Enforcing family care by law in Shanghai
- Published
The stairs are steep, very steep. It's best to walk slightly sideways coming down. And you have to watch your head either way.
Two floors up, you emerge into a small room with a big hospital bed, and in it is Yao Jainguo's mother in law. She's in her early 80s. She's been confined to this space for more than 20 years after a nasty fall.
Mr Yao and his wife care for her 24/7. One does the night shift, the other the day. They have help from a volunteer group who visit, and there is some government assistance too.
But it is them - and the porter they hire - that carry her down the steep stairs a few times a year for a trip somewhere nice in Shanghai.
The Shanghai government fears that level of commitment is fading.
It fears the demise of the proud Chinese tradition of filial piety. It fears that a richer generation of children, whose lives are dominated more by their work, will be less inclined to look after their ageing parents.
Shanghai is a vast metropolis. Among its 24 million people is the highest proportion of pensioners of any city in China.
Officials here think part of the answer is to force people to care.
It's introduced a punishment that strikes at the heart of every Chinese consumer - their credit score.
It's a tool the state uses to deal with a range of wrongdoing: even traffic offences can lead to a worsening credit score.
New rules implemented this month extend a 2013 law which gave elderly parents the right to sue their neglectful children in the courts. Shanghai now has the power to punish the worst offenders by downgrading their credit score.
"If the behaviour is harming old people, if it goes past the legal threshold, and if the old people sue and complain about it, then the behaviour will be punished under the law," said Ying Zhigao from the city's Bureau of Civil Affairs.
He said this wasn't a measure aimed at dealing with the ticking time bomb of social care provision in a country where the population is ageing fast.
"We are building on a very strong Chinese tradition of respecting and caring for old people" he said.
But there is the issue of who will pay.
An ageing population is an issue that much of the world is trying to grapple with. But China has a unique contributory factor: the one-child policy.
The decades old restriction, which has just been removed, means there are fewer children to do the caring.
Mr Yao sees changing attitudes too.
"I think the young generation has a different kind of thinking" he said. "In the future it's going to be an impossible situation in Shanghai because only one child in the future will be part of a young couple who are looking after four old people."

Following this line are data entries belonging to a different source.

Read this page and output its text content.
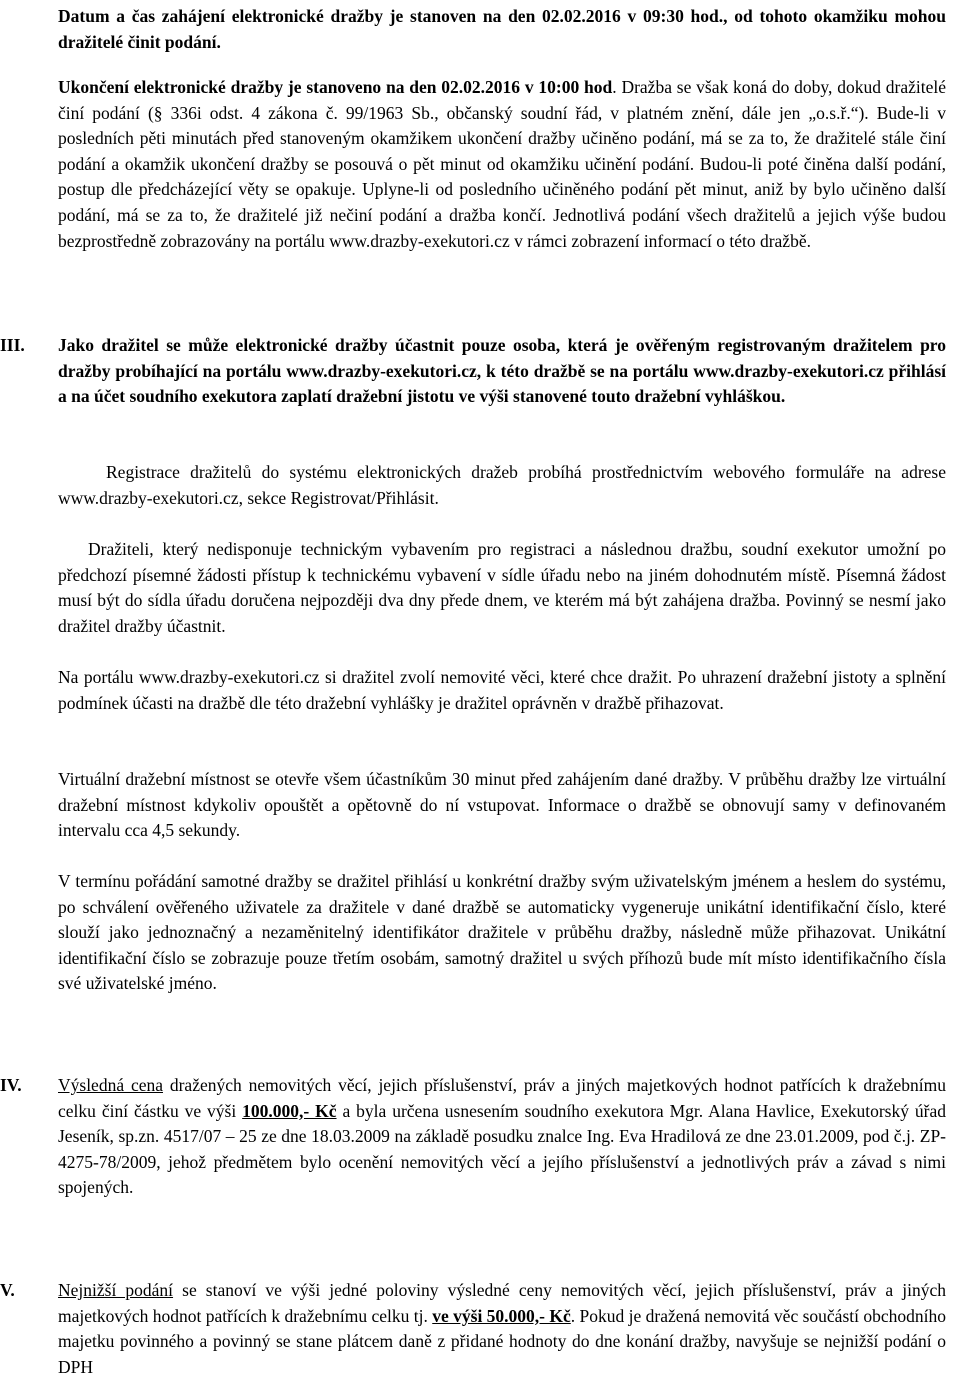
Datum a čas zahájení elektronické dražby je stanoven na den 02.02.2016 v 09:30 hod., od tohoto okamžiku mohou dražitelé činit podání.

Ukončení elektronické dražby je stanoveno na den 02.02.2016 v 10:00 hod. Dražba se však koná do doby, dokud dražitelé činí podání (§ 336i odst. 4 zákona č. 99/1963 Sb., občanský soudní řád, v platném znění, dále jen „o.s.ř.“). Bude-li v posledních pěti minutách před stanoveným okamžikem ukončení dražby učiněno podání, má se za to, že dražitelé stále činí podání a okamžik ukončení dražby se posouvá o pět minut od okamžiku učinění podání. Budou-li poté činěna další podání, postup dle předcházející věty se opakuje. Uplyne-li od posledního učiněného podání pět minut, aniž by bylo učiněno další podání, má se za to, že dražitelé již nečiní podání a dražba končí. Jednotlivá podání všech dražitelů a jejich výše budou bezprostředně zobrazovány na portálu www.drazby-exekutori.cz v rámci zobrazení informací o této dražbě.

III.	Jako dražitel se může elektronické dražby účastnit pouze osoba, která je ověřeným registrovaným dražitelem pro dražby probíhající na portálu www.drazby-exekutori.cz, k této dražbě se na portálu www.drazby-exekutori.cz přihlásí a na účet soudního exekutora zaplatí dražební jistotu ve výši stanovené touto dražební vyhláškou.

Registrace dražitelů do systému elektronických dražeb probíhá prostřednictvím webového formuláře na adrese www.drazby-exekutori.cz, sekce Registrovat/Přihlásit.

Dražiteli, který nedisponuje technickým vybavením pro registraci a následnou dražbu, soudní exekutor umožní po předchozí písemné žádosti přístup k technickému vybavení v sídle úřadu nebo na jiném dohodnutém místě. Písemná žádost musí být do sídla úřadu doručena nejpozději dva dny přede dnem, ve kterém má být zahájena dražba. Povinný se nesmí jako dražitel dražby účastnit.

Na portálu www.drazby-exekutori.cz si dražitel zvolí nemovité věci, které chce dražit. Po uhrazení dražební jistoty a splnění podmínek účasti na dražbě dle této dražební vyhlášky je dražitel oprávněn v dražbě přihazovat.

Virtuální dražební místnost se otevře všem účastníkům 30 minut před zahájením dané dražby. V průběhu dražby lze virtuální dražební místnost kdykoliv opouštět a opětovně do ní vstupovat. Informace o dražbě se obnovují samy v definovaném intervalu cca 4,5 sekundy.

V termínu pořádání samotné dražby se dražitel přihlásí u konkrétní dražby svým uživatelským jménem a heslem do systému, po schválení ověřeného uživatele za dražitele v dané dražbě se automaticky vygeneruje unikátní identifikační číslo, které slouží jako jednoznačný a nezaměnitelný identifikátor dražitele v průběhu dražby, následně může přihazovat. Unikátní identifikační číslo se zobrazuje pouze třetím osobám, samotný dražitel u svých příhozů bude mít místo identifikačního čísla své uživatelské jméno.

IV.	Výsledná cena dražených nemovitých věcí, jejich příslušenství, práv a jiných majetkových hodnot patřících k dražebnímu celku činí částku ve výši 100.000,- Kč a byla určena usnesením soudního exekutora Mgr. Alana Havlice, Exekutorský úřad Jeseník, sp.zn. 4517/07 – 25 ze dne 18.03.2009 na základě posudku znalce Ing. Eva Hradilová ze dne 23.01.2009, pod č.j. ZP-4275-78/2009, jehož předmětem bylo ocenění nemovitých věcí a jejího příslušenství a jednotlivých práv a závad s nimi spojených.

V.	Nejnižší podání se stanoví ve výši jedné poloviny výsledné ceny nemovitých věcí, jejich příslušenství, práv a jiných majetkových hodnot patřících k dražebnímu celku tj. ve výši 50.000,- Kč. Pokud je dražená nemovitá věc součástí obchodního majetku povinného a povinný se stane plátcem daně z přidané hodnoty do dne konání dražby, navyšuje se nejnižší podání o DPH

"That's a lot to ask," he said, adding he was speaking from the bottom of his heart.
Ju Higun was quick to show us the black and white photograph of his son inside the folder where he keeps all his government documents.
Inside his one room home on the ground floor of an old house which accommodates 70 people, he and his wife insisted on handing out ice cream to us as we spoke.

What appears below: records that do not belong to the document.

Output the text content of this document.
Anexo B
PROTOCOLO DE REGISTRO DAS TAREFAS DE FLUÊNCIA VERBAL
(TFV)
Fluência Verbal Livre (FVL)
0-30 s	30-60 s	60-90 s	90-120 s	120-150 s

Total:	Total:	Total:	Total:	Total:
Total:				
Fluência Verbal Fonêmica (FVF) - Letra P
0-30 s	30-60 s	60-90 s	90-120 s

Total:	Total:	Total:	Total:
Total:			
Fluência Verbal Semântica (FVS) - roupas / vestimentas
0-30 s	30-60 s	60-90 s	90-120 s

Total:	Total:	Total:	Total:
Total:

Mr Ju doesn't have a bath and he shares a grubby kitchen. He walks with his wife to the local government care centre down the road, where he gets food and has a wash every day.
The couple see their son once or twice a month. The expansion of Shanghai's metro network has made it easier he says.
His son also sends money. Mr Ju whips out an envelope and fans out the handful of red 100 yuan ($15; £10) notes inside. It goes under the pillow in an instant.
Does he miss his boy? Yes he does.
He said he wishes they lived together, as three generations of some Chinese families still do, so they could care for each other, like families in this country used to.